Drivers of genome evolution in a fungal pathogen of wheat

Abstract

Chromosome rearrangements involve duplication, deletions, inversions and translocations. Breakpoints of chromosome rearrangements are frequently in close proximity to transposable elements (TEs). TEs are known to mediate chromosome rearrangements through their own activity or through ectopic recombination. During this PhD we aimed to better understand the causes and consequences of chromosome rearrangements in Zymoseptoria tritici, an important pathogen of wheat. To study the origins of chromosome rearrangements the first chapter focusses on the de-repression of TEs, which is stress induced during a wheat infection cycle as well as in nutrient limited media. Stress was shown to drive epigenetic changes and trigger TE de-repression in multiple organisms. We find that TEs respond differently to stresses. Furthermore, effector genes in close proximity to TEs show a de-repression during early infection suggesting that TEs and effectors may be under the same epigenetic control. De-repressed TEs can place a mutational burden on the genome. Therefore, in the second chapter we aimed to quantify the number of chromosome rearrangements occurring in all 21 chromosomes in hundreds of progeny through a single round of meiosis. We find that the fidelity with which chromosomes go through meiosis differs between chromosomes. Chromosomes with a higher repeat content and lower synteny were less stable. In the final chapter we focused on a single rearranged chromosome that was generated by a self-fusion.

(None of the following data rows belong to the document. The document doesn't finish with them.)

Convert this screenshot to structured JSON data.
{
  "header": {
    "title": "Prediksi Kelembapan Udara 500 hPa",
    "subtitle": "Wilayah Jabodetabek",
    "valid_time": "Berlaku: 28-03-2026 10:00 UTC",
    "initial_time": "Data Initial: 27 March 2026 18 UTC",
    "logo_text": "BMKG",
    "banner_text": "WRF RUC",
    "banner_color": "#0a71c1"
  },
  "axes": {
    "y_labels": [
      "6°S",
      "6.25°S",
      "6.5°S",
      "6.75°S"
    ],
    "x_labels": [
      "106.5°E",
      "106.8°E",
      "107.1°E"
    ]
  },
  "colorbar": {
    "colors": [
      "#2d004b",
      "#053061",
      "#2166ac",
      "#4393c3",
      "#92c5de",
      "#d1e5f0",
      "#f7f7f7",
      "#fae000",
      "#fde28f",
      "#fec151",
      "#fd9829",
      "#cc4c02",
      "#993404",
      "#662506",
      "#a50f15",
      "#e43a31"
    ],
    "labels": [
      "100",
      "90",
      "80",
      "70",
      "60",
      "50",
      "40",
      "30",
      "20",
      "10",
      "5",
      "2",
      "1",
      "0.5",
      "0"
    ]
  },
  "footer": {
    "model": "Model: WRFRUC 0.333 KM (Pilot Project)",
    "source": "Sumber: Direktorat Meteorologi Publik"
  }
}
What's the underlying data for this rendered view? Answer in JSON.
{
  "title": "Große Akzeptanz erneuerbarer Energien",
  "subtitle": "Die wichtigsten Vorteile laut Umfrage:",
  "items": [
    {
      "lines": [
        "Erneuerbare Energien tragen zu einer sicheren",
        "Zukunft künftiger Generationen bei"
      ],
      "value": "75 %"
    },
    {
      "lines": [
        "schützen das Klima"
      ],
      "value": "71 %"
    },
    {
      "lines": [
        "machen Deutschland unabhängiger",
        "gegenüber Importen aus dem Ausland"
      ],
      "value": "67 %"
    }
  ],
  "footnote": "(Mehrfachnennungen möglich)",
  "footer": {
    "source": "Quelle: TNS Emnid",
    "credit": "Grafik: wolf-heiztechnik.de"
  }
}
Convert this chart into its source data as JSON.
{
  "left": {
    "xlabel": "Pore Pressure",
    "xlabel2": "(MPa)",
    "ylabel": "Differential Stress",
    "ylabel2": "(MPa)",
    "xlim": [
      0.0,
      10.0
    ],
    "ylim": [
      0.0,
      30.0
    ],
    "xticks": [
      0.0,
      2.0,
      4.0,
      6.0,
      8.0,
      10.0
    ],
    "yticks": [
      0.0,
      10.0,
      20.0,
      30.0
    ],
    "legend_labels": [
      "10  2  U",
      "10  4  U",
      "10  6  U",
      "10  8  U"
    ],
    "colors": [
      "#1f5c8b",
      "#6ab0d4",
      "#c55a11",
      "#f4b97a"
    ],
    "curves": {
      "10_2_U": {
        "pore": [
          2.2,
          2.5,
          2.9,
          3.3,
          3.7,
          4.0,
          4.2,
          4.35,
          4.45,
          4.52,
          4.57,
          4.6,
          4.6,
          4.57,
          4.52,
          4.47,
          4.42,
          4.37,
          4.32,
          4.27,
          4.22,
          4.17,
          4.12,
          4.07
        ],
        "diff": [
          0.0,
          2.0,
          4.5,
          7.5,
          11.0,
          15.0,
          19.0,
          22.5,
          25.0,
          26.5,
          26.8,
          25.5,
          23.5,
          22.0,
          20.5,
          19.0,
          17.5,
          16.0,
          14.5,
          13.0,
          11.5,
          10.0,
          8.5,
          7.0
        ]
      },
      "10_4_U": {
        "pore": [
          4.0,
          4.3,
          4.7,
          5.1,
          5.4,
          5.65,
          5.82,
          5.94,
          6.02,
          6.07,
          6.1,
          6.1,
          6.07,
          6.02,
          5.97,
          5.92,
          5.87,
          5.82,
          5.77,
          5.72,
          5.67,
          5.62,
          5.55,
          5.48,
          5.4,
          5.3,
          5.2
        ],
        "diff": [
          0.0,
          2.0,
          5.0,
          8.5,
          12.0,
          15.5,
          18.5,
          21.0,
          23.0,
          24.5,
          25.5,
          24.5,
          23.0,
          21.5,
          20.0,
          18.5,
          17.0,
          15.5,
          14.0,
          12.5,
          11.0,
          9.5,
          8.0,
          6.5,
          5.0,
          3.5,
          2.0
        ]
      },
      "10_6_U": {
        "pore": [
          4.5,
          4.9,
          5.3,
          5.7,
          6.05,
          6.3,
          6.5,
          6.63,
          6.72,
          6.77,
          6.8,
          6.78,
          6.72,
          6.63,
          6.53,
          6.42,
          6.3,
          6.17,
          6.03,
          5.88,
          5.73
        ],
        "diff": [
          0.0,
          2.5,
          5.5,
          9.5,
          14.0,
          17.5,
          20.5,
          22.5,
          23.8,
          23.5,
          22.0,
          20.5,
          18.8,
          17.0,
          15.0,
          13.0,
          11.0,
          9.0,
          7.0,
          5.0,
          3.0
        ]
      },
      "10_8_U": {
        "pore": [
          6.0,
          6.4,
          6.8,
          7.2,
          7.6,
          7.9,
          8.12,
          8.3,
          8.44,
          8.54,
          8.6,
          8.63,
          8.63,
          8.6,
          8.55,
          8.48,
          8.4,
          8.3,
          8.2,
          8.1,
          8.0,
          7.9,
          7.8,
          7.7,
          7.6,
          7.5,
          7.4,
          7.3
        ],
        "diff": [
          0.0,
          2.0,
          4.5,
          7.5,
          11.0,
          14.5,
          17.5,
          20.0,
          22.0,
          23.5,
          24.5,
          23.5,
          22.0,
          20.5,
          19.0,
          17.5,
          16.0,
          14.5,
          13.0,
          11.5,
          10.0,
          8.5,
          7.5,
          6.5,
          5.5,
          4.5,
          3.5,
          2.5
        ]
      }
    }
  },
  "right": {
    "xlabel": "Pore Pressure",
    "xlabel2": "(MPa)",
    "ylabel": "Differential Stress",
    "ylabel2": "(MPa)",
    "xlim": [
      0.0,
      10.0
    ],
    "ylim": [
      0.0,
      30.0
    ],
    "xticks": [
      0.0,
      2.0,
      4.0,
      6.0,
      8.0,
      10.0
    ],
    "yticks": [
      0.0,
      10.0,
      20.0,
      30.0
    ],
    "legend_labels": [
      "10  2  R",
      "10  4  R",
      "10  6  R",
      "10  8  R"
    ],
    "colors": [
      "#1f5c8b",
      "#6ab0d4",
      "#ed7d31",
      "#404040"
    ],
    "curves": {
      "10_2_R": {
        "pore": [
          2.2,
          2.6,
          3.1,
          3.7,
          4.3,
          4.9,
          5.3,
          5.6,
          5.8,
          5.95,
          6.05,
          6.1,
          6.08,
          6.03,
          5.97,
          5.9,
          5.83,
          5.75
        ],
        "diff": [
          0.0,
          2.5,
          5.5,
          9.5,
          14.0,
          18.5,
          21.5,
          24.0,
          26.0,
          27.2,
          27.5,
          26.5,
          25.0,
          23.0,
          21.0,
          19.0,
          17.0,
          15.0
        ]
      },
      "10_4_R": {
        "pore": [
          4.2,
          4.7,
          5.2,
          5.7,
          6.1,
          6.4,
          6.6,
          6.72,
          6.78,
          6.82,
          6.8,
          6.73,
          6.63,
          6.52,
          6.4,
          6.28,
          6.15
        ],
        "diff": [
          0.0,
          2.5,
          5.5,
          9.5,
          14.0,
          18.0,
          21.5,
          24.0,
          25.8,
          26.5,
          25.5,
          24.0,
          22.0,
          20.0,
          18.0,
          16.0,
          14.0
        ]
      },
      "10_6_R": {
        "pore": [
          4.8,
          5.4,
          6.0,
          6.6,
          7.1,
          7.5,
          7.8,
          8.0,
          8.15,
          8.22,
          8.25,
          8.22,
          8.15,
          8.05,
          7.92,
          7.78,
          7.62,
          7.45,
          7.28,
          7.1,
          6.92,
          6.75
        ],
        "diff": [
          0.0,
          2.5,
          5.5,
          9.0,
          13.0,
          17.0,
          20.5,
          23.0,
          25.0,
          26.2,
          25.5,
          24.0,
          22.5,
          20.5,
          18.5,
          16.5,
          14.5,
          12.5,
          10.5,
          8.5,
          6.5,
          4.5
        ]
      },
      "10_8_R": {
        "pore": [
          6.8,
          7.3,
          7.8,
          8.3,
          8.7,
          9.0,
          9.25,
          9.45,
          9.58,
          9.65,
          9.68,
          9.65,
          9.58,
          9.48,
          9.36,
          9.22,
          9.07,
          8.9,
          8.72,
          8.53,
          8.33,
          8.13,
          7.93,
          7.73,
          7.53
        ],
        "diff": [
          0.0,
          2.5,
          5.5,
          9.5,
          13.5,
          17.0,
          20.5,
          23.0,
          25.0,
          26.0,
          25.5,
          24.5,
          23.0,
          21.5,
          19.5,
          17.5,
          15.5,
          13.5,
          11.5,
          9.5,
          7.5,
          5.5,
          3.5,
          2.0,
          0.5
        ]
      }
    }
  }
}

We hypothesized that such a fused chromosome would go through degenerative breakage-fusion-bridge (BFB) cycles. Here we show the exact process whereby the highly unstable fused chromosome was created through ectopic recombination between a specific repeat family. We trace the fate of the novel chromosome through five rounds of meiosis and show that degenerative cycles occur through repeated ectopic recombination and non-disjunction. The ability of Z. tritici to tolerate chromosome duplications, losses and rearrangements makes this species a great model to observe and investigate the interplay between TE dynamics and chromosome rearrangements.